A position of trust
Despite what you read in the Daily Mail , lawyers hold a position of trust in society, says Kerry Underwood
I am in Stavanger in Norway, having just spoken to sixth formers about being a lawyer in England and Wales. It concentrates the mind on the positives, so as the profession is under attack from politicians and the media, here are a few of them.
You can make a real and positive difference to people’s lives. Being a lawyer has been described as guiding clients across the choppy waters of life to safety on the other side. Often those with serious problems will say that they feel so much better for having spoken to someone.
Civilised society depends on law and the rule of law. Without it there is anarchy and chaos. Society collapses. Daily life is based on trust and a large part of that is the ability to enforce a contract or collect a debt.
Lawyers, along with our friends in the press, are a check on the power of government, authority generally, and faceless multi-national corporations. That is why the establishment uses up so much energy attacking us, although as soon as those self-same people have a problem they run straight to a lawyer.
Laws and rights without the ability to enforce them are meaningless. Access to courts and access to affordable lawyers are as essential as the laws themselves. One does not work without the other.
In spite of the rabid ravings of the Daily Mail, lawyers hold a position of trust in society, both nationally and locally.
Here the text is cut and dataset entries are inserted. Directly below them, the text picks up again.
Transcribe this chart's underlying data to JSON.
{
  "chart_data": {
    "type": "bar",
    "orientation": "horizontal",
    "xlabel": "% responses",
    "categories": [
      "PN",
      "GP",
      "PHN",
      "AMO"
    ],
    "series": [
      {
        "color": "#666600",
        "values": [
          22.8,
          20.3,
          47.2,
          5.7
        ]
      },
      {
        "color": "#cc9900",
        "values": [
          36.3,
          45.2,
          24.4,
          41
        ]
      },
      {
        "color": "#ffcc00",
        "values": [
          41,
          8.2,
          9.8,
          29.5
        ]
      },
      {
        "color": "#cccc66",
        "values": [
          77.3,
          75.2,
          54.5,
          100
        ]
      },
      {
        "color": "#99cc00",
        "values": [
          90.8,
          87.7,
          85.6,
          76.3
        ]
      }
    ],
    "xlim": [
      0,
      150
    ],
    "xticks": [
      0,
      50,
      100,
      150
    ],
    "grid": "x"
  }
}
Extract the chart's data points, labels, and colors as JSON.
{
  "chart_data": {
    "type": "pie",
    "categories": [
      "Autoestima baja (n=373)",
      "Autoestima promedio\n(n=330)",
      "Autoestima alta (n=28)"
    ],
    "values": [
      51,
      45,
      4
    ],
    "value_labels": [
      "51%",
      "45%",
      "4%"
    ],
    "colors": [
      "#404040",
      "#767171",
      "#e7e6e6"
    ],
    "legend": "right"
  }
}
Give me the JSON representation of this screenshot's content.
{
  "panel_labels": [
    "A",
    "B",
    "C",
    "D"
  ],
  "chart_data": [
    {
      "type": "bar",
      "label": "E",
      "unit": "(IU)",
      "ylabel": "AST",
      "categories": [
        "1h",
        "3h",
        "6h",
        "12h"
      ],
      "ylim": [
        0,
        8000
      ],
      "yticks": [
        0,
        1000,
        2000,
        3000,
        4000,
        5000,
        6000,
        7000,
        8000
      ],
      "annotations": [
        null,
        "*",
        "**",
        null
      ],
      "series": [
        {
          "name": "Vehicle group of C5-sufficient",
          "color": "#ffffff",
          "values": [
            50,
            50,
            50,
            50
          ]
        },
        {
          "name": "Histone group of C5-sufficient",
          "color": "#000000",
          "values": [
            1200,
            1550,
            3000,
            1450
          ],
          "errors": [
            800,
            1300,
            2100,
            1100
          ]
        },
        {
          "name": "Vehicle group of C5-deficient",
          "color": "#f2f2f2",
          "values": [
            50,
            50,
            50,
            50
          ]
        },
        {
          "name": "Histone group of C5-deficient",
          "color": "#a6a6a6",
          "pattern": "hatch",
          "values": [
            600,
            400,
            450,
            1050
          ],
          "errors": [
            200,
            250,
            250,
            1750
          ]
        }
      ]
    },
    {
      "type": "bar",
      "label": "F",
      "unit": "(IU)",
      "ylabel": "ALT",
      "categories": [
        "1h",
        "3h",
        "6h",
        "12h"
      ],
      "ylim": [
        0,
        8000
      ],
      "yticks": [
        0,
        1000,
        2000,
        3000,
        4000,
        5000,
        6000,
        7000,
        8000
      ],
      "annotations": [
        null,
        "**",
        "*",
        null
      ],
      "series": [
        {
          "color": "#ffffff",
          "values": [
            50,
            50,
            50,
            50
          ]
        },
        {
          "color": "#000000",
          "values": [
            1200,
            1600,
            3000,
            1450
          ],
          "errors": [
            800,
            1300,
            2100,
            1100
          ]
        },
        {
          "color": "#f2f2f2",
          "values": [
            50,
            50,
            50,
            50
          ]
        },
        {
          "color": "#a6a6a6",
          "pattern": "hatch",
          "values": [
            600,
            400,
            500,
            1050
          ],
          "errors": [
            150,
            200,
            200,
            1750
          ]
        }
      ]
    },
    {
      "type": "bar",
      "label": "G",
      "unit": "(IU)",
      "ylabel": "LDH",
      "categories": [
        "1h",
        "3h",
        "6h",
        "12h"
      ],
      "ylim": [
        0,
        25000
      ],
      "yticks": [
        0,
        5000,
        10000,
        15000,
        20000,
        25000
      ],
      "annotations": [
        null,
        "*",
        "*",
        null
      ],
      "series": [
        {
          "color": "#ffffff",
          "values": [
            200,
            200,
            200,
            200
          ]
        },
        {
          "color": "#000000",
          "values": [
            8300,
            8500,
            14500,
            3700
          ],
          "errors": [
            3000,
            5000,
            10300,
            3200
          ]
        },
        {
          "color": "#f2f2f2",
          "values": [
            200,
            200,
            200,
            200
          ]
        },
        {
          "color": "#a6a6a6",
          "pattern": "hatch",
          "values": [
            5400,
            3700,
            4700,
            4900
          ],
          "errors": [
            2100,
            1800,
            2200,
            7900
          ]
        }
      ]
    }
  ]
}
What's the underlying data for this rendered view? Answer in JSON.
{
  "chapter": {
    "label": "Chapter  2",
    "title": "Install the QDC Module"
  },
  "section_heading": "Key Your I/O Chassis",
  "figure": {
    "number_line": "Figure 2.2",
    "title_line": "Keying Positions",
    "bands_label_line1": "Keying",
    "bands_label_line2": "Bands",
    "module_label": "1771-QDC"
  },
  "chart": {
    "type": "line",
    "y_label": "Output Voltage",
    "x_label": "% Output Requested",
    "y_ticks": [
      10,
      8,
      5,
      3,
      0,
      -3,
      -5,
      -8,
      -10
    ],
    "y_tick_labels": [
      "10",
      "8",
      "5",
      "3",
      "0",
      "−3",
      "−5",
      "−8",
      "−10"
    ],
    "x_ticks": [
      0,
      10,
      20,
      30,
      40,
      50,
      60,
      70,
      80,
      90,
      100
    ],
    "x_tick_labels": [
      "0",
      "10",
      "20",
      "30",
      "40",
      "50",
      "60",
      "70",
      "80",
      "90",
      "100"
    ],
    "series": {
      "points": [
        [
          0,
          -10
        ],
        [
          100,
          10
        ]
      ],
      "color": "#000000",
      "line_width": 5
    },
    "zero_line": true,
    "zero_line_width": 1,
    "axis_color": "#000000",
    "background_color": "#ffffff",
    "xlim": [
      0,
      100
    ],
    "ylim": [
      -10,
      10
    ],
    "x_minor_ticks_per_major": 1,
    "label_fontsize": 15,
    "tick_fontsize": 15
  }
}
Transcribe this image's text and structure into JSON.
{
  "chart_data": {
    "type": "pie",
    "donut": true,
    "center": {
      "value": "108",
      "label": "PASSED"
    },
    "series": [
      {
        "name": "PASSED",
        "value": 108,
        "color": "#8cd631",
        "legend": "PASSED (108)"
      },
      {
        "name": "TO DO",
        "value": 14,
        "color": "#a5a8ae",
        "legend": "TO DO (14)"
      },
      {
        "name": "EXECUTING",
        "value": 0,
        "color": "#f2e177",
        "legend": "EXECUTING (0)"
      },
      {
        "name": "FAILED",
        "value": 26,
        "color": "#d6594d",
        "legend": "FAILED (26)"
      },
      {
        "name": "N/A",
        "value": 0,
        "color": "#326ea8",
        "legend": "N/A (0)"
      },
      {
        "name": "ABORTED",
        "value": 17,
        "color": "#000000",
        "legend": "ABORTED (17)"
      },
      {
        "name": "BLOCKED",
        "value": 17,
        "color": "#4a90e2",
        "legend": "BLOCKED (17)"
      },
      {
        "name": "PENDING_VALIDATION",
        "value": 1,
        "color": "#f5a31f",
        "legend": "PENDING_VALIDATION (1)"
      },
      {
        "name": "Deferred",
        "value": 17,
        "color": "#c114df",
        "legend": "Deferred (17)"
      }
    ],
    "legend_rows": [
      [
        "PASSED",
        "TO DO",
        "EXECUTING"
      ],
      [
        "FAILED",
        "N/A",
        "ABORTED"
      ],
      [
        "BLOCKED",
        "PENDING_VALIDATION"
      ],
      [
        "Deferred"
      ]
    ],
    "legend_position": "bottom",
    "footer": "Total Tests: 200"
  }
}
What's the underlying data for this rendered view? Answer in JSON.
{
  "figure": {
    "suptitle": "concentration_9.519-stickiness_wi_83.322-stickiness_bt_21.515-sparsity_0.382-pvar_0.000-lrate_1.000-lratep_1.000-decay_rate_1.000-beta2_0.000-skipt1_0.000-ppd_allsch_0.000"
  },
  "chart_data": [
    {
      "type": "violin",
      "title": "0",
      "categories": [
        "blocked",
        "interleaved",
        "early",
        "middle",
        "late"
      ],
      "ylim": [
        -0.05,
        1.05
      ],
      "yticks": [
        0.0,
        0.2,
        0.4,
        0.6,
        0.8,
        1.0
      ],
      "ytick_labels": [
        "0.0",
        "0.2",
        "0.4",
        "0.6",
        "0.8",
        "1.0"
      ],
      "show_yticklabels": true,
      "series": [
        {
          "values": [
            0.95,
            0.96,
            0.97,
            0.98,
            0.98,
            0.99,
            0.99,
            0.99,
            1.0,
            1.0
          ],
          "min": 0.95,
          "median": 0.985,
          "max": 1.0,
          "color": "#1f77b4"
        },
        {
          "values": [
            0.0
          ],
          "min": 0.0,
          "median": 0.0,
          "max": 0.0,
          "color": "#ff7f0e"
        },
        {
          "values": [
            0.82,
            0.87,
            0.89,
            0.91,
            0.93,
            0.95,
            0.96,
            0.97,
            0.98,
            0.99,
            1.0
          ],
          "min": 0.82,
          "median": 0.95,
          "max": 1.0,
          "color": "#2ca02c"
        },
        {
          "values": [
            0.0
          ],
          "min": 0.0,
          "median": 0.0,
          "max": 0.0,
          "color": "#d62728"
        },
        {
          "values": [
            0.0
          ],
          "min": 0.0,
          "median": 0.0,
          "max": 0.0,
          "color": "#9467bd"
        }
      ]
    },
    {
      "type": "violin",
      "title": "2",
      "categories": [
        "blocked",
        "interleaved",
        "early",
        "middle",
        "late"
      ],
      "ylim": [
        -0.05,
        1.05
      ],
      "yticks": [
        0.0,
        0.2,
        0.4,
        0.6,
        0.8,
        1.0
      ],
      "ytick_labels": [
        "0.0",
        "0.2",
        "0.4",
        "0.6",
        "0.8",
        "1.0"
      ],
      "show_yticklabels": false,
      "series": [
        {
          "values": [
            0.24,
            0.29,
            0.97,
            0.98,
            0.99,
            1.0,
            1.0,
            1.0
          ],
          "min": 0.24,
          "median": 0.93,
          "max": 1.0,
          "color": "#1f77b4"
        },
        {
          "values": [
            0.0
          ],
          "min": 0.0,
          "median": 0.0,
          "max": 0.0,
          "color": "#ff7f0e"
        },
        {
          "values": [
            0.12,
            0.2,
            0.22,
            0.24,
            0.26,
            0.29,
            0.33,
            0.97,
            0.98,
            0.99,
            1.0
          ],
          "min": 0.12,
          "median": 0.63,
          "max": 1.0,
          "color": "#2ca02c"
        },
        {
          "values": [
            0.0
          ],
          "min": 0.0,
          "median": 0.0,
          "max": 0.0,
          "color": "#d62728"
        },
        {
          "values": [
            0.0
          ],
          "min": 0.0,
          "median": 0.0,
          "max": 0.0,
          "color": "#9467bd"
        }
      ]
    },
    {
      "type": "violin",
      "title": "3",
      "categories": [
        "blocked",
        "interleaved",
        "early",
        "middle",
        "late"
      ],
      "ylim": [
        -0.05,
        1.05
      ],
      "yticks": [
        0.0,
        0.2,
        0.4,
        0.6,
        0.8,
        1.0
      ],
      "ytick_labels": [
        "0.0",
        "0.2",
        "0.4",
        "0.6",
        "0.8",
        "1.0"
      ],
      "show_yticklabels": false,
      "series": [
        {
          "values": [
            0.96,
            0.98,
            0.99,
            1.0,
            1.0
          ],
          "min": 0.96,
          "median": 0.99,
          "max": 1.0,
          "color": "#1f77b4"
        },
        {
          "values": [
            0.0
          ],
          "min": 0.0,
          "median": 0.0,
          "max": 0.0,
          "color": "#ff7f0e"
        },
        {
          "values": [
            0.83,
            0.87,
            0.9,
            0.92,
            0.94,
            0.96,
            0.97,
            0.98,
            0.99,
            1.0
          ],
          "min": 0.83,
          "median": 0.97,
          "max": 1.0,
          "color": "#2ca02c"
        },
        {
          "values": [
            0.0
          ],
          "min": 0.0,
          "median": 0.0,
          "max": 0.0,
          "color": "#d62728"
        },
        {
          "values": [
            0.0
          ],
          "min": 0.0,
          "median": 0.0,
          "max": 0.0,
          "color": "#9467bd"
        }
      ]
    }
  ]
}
It is no coincidence that almost every society in the world draws its judges from the ranks of lawyers, often giving its most senior judges the power to overturn laws.
Locally, lawyers are school governors, club and society treasurers, secretaries, and trustees. Any TV programme involving courts or lawyers gets large audiences. Parents are more likely to want their children to be lawyers than bankers or estate agents, even though those jobs pay far more.
The variety of work is endless, including criminal and civil advocacy, human rights, employment, personal injury, local authority matters, contract work, licensing, conveyancing, wills, probate, research – indeed advising on just about everything. Dealing with, and helping, people in all sorts of situations is for most of us the most interesting and rewarding part of the job.
Being a lawyer can involve half a dozen careers even if you work in the same office all of your life. Law opens other doors, such as writing and lecturing, which demand the same skills of organisation, analysis, and logical presentation of raw material. Many of the top thriller writers trained as lawyers.
Also, in spite of the moaning, it is a well-paid and fulfilling career. Whenever I lecture, especially to personal injury lawyers, I am struck by the contrast between the tales of economic woe and the cars in the car park. If I had my time over again I would be a high street solicitor.